Owners of the San Diego Chargers and Oakland Raiders have proposed sharing another new stadium in another L.A. suburb.

The league is hosting the meetings as part of the process to decide which team or teams get to relocate to the nation’s second-largest market, which has been without a franchise since the Rams moved to St. Louis in 1995.

As far as what is said at the hearing in St.
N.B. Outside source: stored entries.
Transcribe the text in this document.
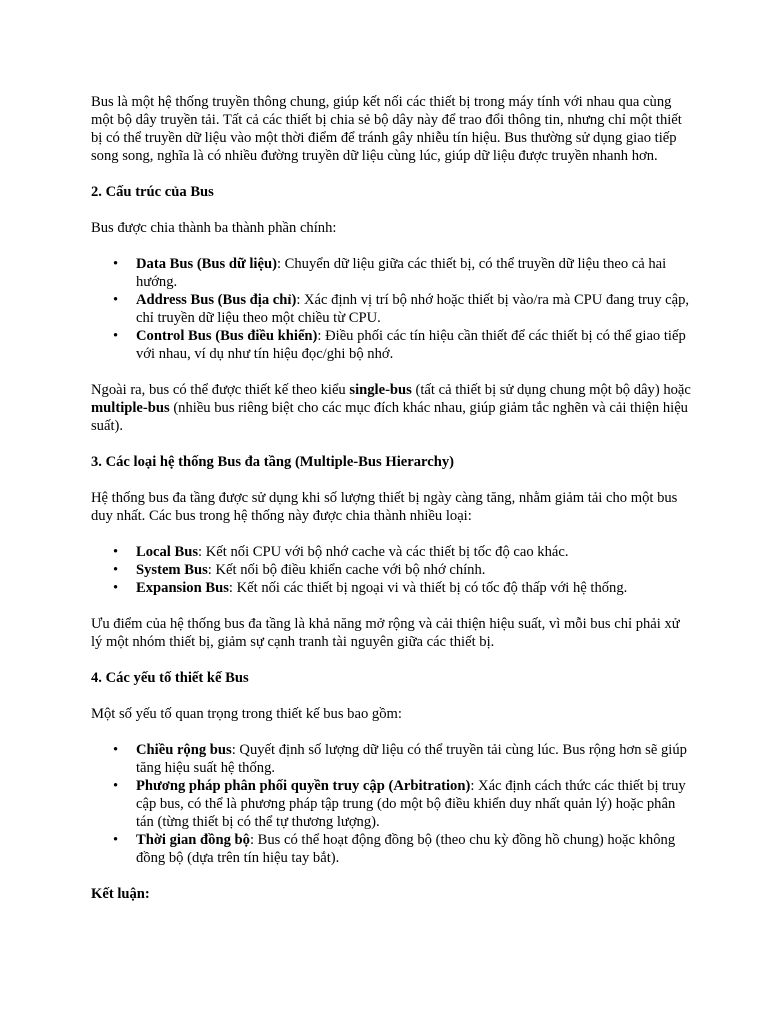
Bus là một hệ thống truyền thông chung, giúp kết nối các thiết bị trong máy tính với nhau qua cùng một bộ dây truyền tải. Tất cả các thiết bị chia sẻ bộ dây này để trao đổi thông tin, nhưng chỉ một thiết bị có thể truyền dữ liệu vào một thời điểm để tránh gây nhiễu tín hiệu. Bus thường sử dụng giao tiếp song song, nghĩa là có nhiều đường truyền dữ liệu cùng lúc, giúp dữ liệu được truyền nhanh hơn.

2. Cấu trúc của Bus

Bus được chia thành ba thành phần chính:

• Data Bus (Bus dữ liệu): Chuyển dữ liệu giữa các thiết bị, có thể truyền dữ liệu theo cả hai hướng.
• Address Bus (Bus địa chỉ): Xác định vị trí bộ nhớ hoặc thiết bị vào/ra mà CPU đang truy cập, chỉ truyền dữ liệu theo một chiều từ CPU.
• Control Bus (Bus điều khiển): Điều phối các tín hiệu cần thiết để các thiết bị có thể giao tiếp với nhau, ví dụ như tín hiệu đọc/ghi bộ nhớ.

Ngoài ra, bus có thể được thiết kế theo kiểu single-bus (tất cả thiết bị sử dụng chung một bộ dây) hoặc multiple-bus (nhiều bus riêng biệt cho các mục đích khác nhau, giúp giảm tắc nghẽn và cải thiện hiệu suất).

3. Các loại hệ thống Bus đa tầng (Multiple-Bus Hierarchy)

Hệ thống bus đa tầng được sử dụng khi số lượng thiết bị ngày càng tăng, nhằm giảm tải cho một bus duy nhất. Các bus trong hệ thống này được chia thành nhiều loại:

• Local Bus: Kết nối CPU với bộ nhớ cache và các thiết bị tốc độ cao khác.
• System Bus: Kết nối bộ điều khiển cache với bộ nhớ chính.
• Expansion Bus: Kết nối các thiết bị ngoại vi và thiết bị có tốc độ thấp với hệ thống.

Ưu điểm của hệ thống bus đa tầng là khả năng mở rộng và cải thiện hiệu suất, vì mỗi bus chỉ phải xử lý một nhóm thiết bị, giảm sự cạnh tranh tài nguyên giữa các thiết bị.

4. Các yếu tố thiết kế Bus

Một số yếu tố quan trọng trong thiết kế bus bao gồm:

• Chiều rộng bus: Quyết định số lượng dữ liệu có thể truyền tải cùng lúc. Bus rộng hơn sẽ giúp tăng hiệu suất hệ thống.
• Phương pháp phân phối quyền truy cập (Arbitration): Xác định cách thức các thiết bị truy cập bus, có thể là phương pháp tập trung (do một bộ điều khiển duy nhất quản lý) hoặc phân tán (từng thiết bị có thể tự thương lượng).
• Thời gian đồng bộ: Bus có thể hoạt động đồng bộ (theo chu kỳ đồng hồ chung) hoặc không đồng bộ (dựa trên tín hiệu tay bắt).

Kết luận:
Louis, ”That’s up to the fans,” NFL spokesman Brian McCarthy said.

”The purpose is to help the 32 clubs better understand the dynamics of those three markets before any decision is made about potential relocation,” McCarthy said.

The NFL capped the number of participants at roughly 1,500 for each market, partly because the venues in Oakland and San Diego are smaller than the ornate 3,100-seat Peabody.

The majority of the 1,500 participants are season-ticket holders. Those who speak will have up to three minutes. No signs will be allowed.

League officials, including Eric Grubman, the NFL’s executive vice president who has been the point person on relocation issues, will be on hand to answer questions.

McCarthy said none of the three teams has officially applied for relocation, and aren’t expected to until the regular season ends. Three-fourths of owners, or at least 24 of the 32, must approve relocation.

The Rams have had their glory days in St. Louis, including a Super Bowl win in 2000 and a return to the Super Bowl two years later. Those ”Greatest Show on Turf” teams played before sold-out crowds so loud opposing teams complained their players couldn’t hear the quarterback’s signals.

In fact, the Edward Jones Dome was sold out for every game from the team’s arrival until December 2006.

Bad play and bad vibes resulted in a downward spiral.

The Rams haven’t had a winning record since 2003. The 20-year-old dome became outdated by NFL standards and a less-than-enticing venue. When the Rams and the dome operators couldn’t reach agreement on a renovation plan, Kroenke looked West, further souring relations with fans who feel jilted and fear becoming two-time NFL losers – the Cardinals bolted for Phoenix in 1987.

Over the past year, a St. Louis stadium task force appointed by Gov. Jay Nixon has laid out plans for a new $1 billion open-air stadium along the Mississippi River near the Gateway Arch. The project would be funded with a combination of public money, funds from the NFL, and from the owner. Kroenke and the Rams have not commented about the viability of the project.

Organizers have said the goal is to keep the NFL in St. Louis – if not the Rams, some other team.